How do you make two self-effacing, quiet Ohioans who do almost nothing in the prime of life but work on a wild dream interesting? Give them over to David McCullough and let him tell their story, that’s how. As with everything else of his that I’ve read, McCullough manages through the simple description of events without excess or hyperbole to weave a story that will move you to awe and teach you much about not only history, but the human spirit, human accomplishment and human relationships.
I suppose one could write a deeper psychological profile of the Wright Brothers that might explain much about how they came to accomplish what they accomplished. But McCullough is less interested in the psychology of what drove Wilbur and Orville Wright – and not insignificantly their schoolmarm sister Katharine – than in the simple courage and devotion they brought to the process of inventing the airplane. He provides just enough description of their childhood to show us the foundation of faith, family and industry on which Wilbur and Orville’s lives were built, they he takes us to their bicycle shop and the annual trips to Kitty Hawk where the two brothers steadfastly nurtured their curiosity about the science of flight until they managed to solve the puzzle of flight.
While McCullough is painstakingly clear about the scientific influences that helped the Wrights develop their airplane, he is equally precise in demonstrating how and why they were the first to harness the principles of sustained mechanical flight. But in the process, he also describes the host of hobbyists, financiers and pioneers who were striving to get man into the air. One can have little doubt that if they hadn’t succeeded when and how they did, someone else would have before long.

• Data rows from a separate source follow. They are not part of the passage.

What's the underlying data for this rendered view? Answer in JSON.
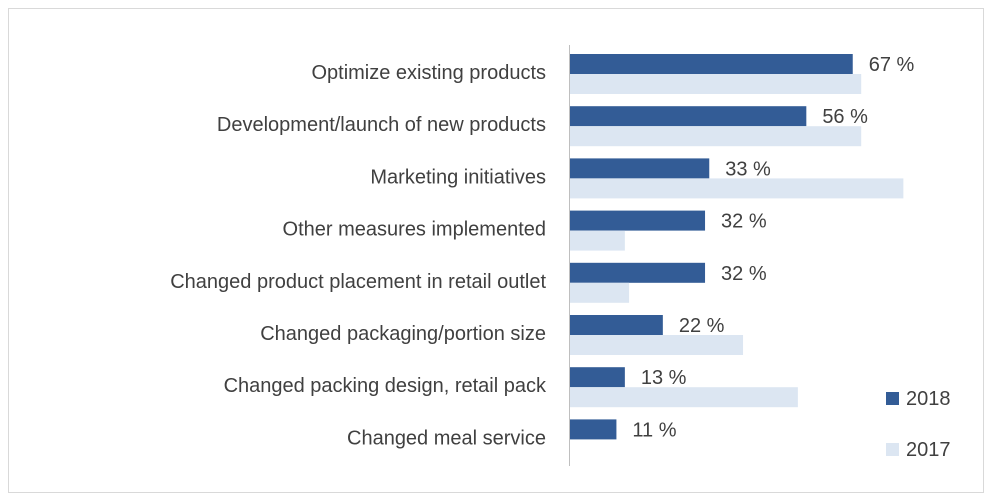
{
  "chart_data": {
    "type": "bar",
    "orientation": "horizontal",
    "categories": [
      "Optimize existing products",
      "Development/launch of new products",
      "Marketing initiatives",
      "Other measures implemented",
      "Changed product placement in retail outlet",
      "Changed packaging/portion size",
      "Changed packing design, retail pack",
      "Changed meal service"
    ],
    "series": [
      {
        "name": "2018",
        "color": "#335C96",
        "values": [
          67,
          56,
          33,
          32,
          32,
          22,
          13,
          11
        ],
        "labels": [
          "67 %",
          "56 %",
          "33 %",
          "32 %",
          "32 %",
          "22 %",
          "13 %",
          "11 %"
        ]
      },
      {
        "name": "2017",
        "color": "#DCE6F2",
        "values": [
          69,
          69,
          79,
          13,
          14,
          41,
          54,
          0
        ]
      }
    ],
    "xlim": [
      0,
      100
    ],
    "grid": false,
    "legend": "bottom-right"
  }
}
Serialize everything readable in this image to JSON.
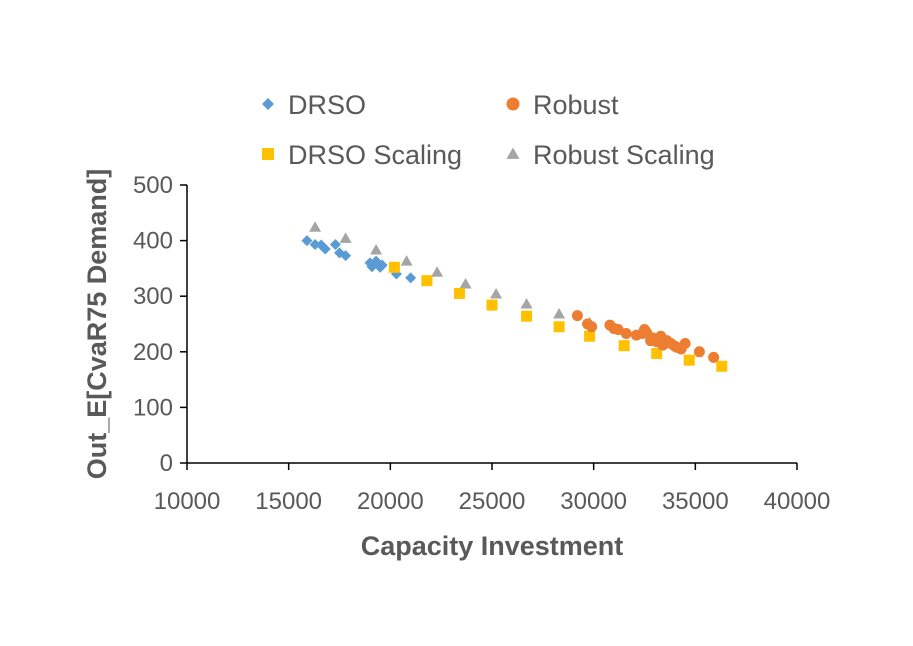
{
  "chart_data": {
    "type": "scatter",
    "title": "",
    "xlabel": "Capacity Investment",
    "ylabel": "Out_E[CvaR75 Demand]",
    "xlim": [
      10000,
      40000
    ],
    "ylim": [
      0,
      500
    ],
    "xticks": [
      10000,
      15000,
      20000,
      25000,
      30000,
      35000,
      40000
    ],
    "yticks": [
      0,
      100,
      200,
      300,
      400,
      500
    ],
    "grid": false,
    "legend": "top",
    "series": [
      {
        "name": "DRSO",
        "marker": "diamond",
        "color": "#5B9BD5",
        "x": [
          15900,
          16300,
          16600,
          16800,
          17300,
          17500,
          17800,
          19000,
          19100,
          19300,
          19500,
          19600,
          20300,
          21000
        ],
        "y": [
          400,
          393,
          392,
          385,
          393,
          378,
          373,
          360,
          353,
          363,
          352,
          356,
          340,
          333
        ]
      },
      {
        "name": "Robust",
        "marker": "circle",
        "color": "#ED7D31",
        "x": [
          29200,
          29700,
          29900,
          30800,
          31000,
          31200,
          31600,
          32100,
          32400,
          32500,
          32600,
          32800,
          32900,
          33100,
          33300,
          33400,
          33600,
          33800,
          34000,
          34100,
          34300,
          34500,
          35200,
          35900
        ],
        "y": [
          265,
          250,
          245,
          248,
          242,
          240,
          233,
          230,
          233,
          240,
          235,
          220,
          225,
          218,
          228,
          212,
          220,
          215,
          210,
          208,
          205,
          215,
          200,
          190
        ]
      },
      {
        "name": "DRSO Scaling",
        "marker": "square",
        "color": "#FFC000",
        "x": [
          20200,
          21800,
          23400,
          25000,
          26700,
          28300,
          29800,
          31500,
          33100,
          34700,
          36300
        ],
        "y": [
          352,
          328,
          305,
          284,
          264,
          245,
          228,
          211,
          197,
          185,
          174
        ]
      },
      {
        "name": "Robust Scaling",
        "marker": "triangle",
        "color": "#A5A5A5",
        "x": [
          16300,
          17800,
          19300,
          20800,
          22300,
          23700,
          25200,
          26700,
          28300,
          29800
        ],
        "y": [
          424,
          404,
          383,
          363,
          343,
          322,
          304,
          286,
          268,
          252
        ]
      }
    ]
  }
}
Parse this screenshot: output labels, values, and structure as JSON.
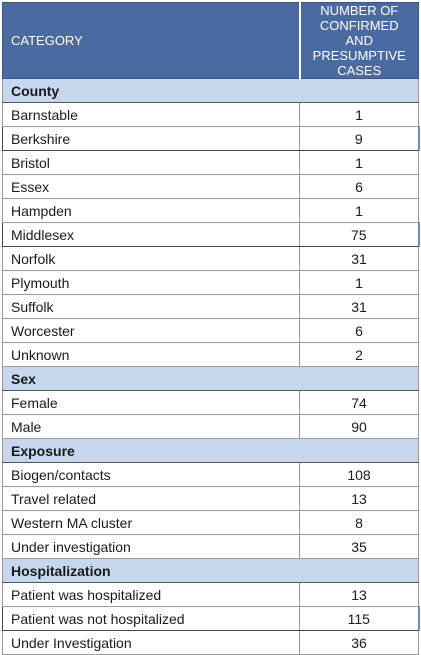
{
  "header": {
    "category": "CATEGORY",
    "cases_line1": "NUMBER OF CONFIRMED",
    "cases_line2": "AND PRESUMPTIVE CASES"
  },
  "sections": [
    {
      "title": "County",
      "rows": [
        {
          "label": "Barnstable",
          "value": "1"
        },
        {
          "label": "Berkshire",
          "value": "9"
        },
        {
          "label": "Bristol",
          "value": "1"
        },
        {
          "label": "Essex",
          "value": "6"
        },
        {
          "label": "Hampden",
          "value": "1"
        },
        {
          "label": "Middlesex",
          "value": "75"
        },
        {
          "label": "Norfolk",
          "value": "31"
        },
        {
          "label": "Plymouth",
          "value": "1"
        },
        {
          "label": "Suffolk",
          "value": "31"
        },
        {
          "label": "Worcester",
          "value": "6"
        },
        {
          "label": "Unknown",
          "value": "2"
        }
      ]
    },
    {
      "title": "Sex",
      "rows": [
        {
          "label": "Female",
          "value": "74"
        },
        {
          "label": "Male",
          "value": "90"
        }
      ]
    },
    {
      "title": "Exposure",
      "rows": [
        {
          "label": "Biogen/contacts",
          "value": "108"
        },
        {
          "label": "Travel related",
          "value": "13"
        },
        {
          "label": "Western MA cluster",
          "value": "8"
        },
        {
          "label": "Under investigation",
          "value": "35"
        }
      ]
    },
    {
      "title": "Hospitalization",
      "rows": [
        {
          "label": "Patient was hospitalized",
          "value": "13"
        },
        {
          "label": "Patient was not hospitalized",
          "value": "115"
        },
        {
          "label": "Under Investigation",
          "value": "36"
        }
      ]
    }
  ]
}
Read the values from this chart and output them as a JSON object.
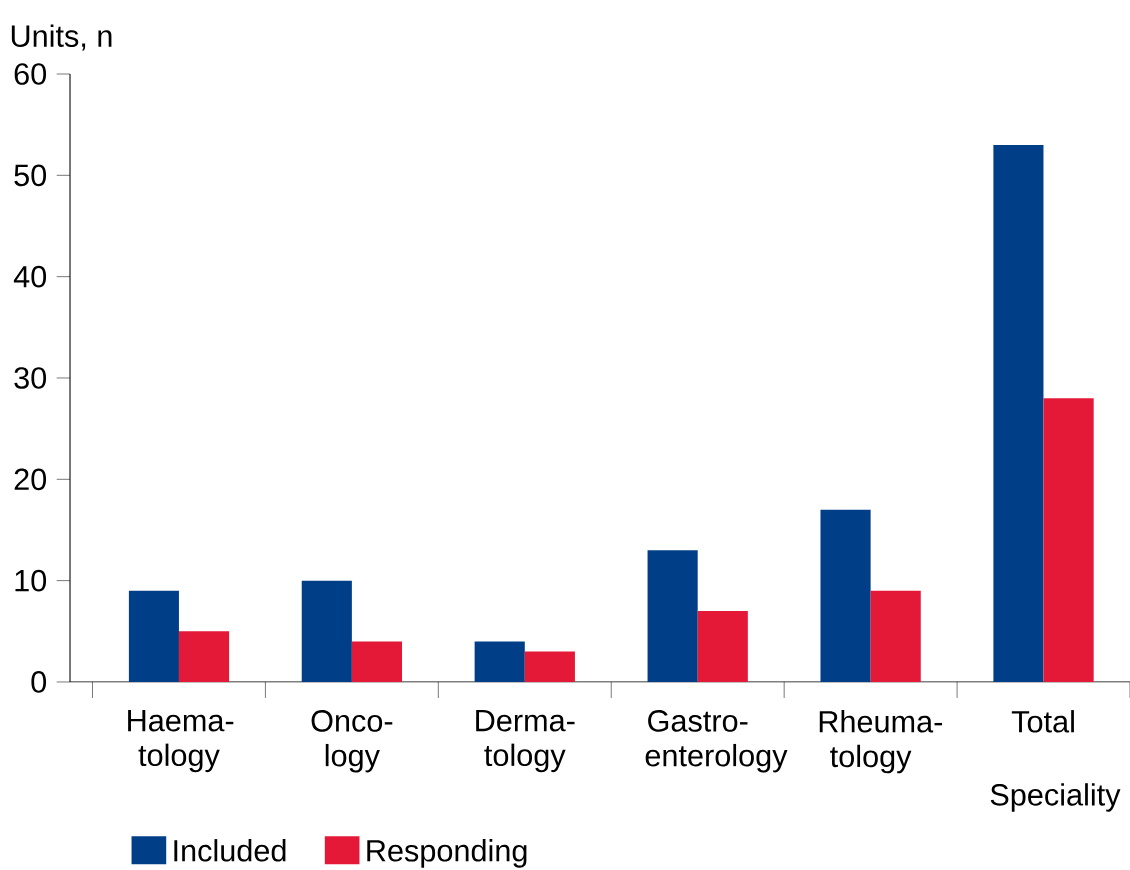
{
  "chart_data": {
    "type": "bar",
    "xlabel": "Speciality",
    "ylabel": "Units, n",
    "categories": [
      "Haema-tology",
      "Onco-logy",
      "Derma-tology",
      "Gastro-enterology",
      "Rheuma-tology",
      "Total"
    ],
    "series": [
      {
        "name": "Included",
        "color": "#003f87",
        "values": [
          9,
          10,
          4,
          13,
          17,
          53
        ]
      },
      {
        "name": "Responding",
        "color": "#e31937",
        "values": [
          5,
          4,
          3,
          7,
          9,
          28
        ]
      }
    ],
    "ylim": [
      0,
      60
    ],
    "yticks": [
      0,
      10,
      20,
      30,
      40,
      50,
      60
    ],
    "legend": "bottom left"
  }
}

But the someone turns out to be these two guys, brothers who seem to have had few temptations to take them beyond the bosom of the immediate family and neighborhood in which they grew up. And, having been raised myself amid hardy, creative, mechanically minded problem solvers (though sadly not one myself), I found it easy to imagine them poring over their books and drawings and workbenches, overcoming each little obstacle until they had demonstrated what their intelligence and intuition told them had to be true – that if the materials could be shaped in the right way and given the right fuel and conditions, a machine could be made that could fly under the control of a pilot.
In The Wright Brothers, you’ll move from the dawn-of-the-century streets of Dayton, Ohio, to the lonely, windswept sands of Kitty Hawk and the Outer Banks and eventually to the streets of Paris and the adulation of the world. And you’ll see a simple family with simple needs but a steadfast determination and a grand dream. It’s a wonderful story, perhaps not McCullough’s best, but that’s only because he has told so many so well. I learned a great deal about science, culture, people and, of course, the development of flight from this book. Spell-binding would not be the word to describe it, but unfailingly interesting is more accurate, and, to my taste, just as compelling.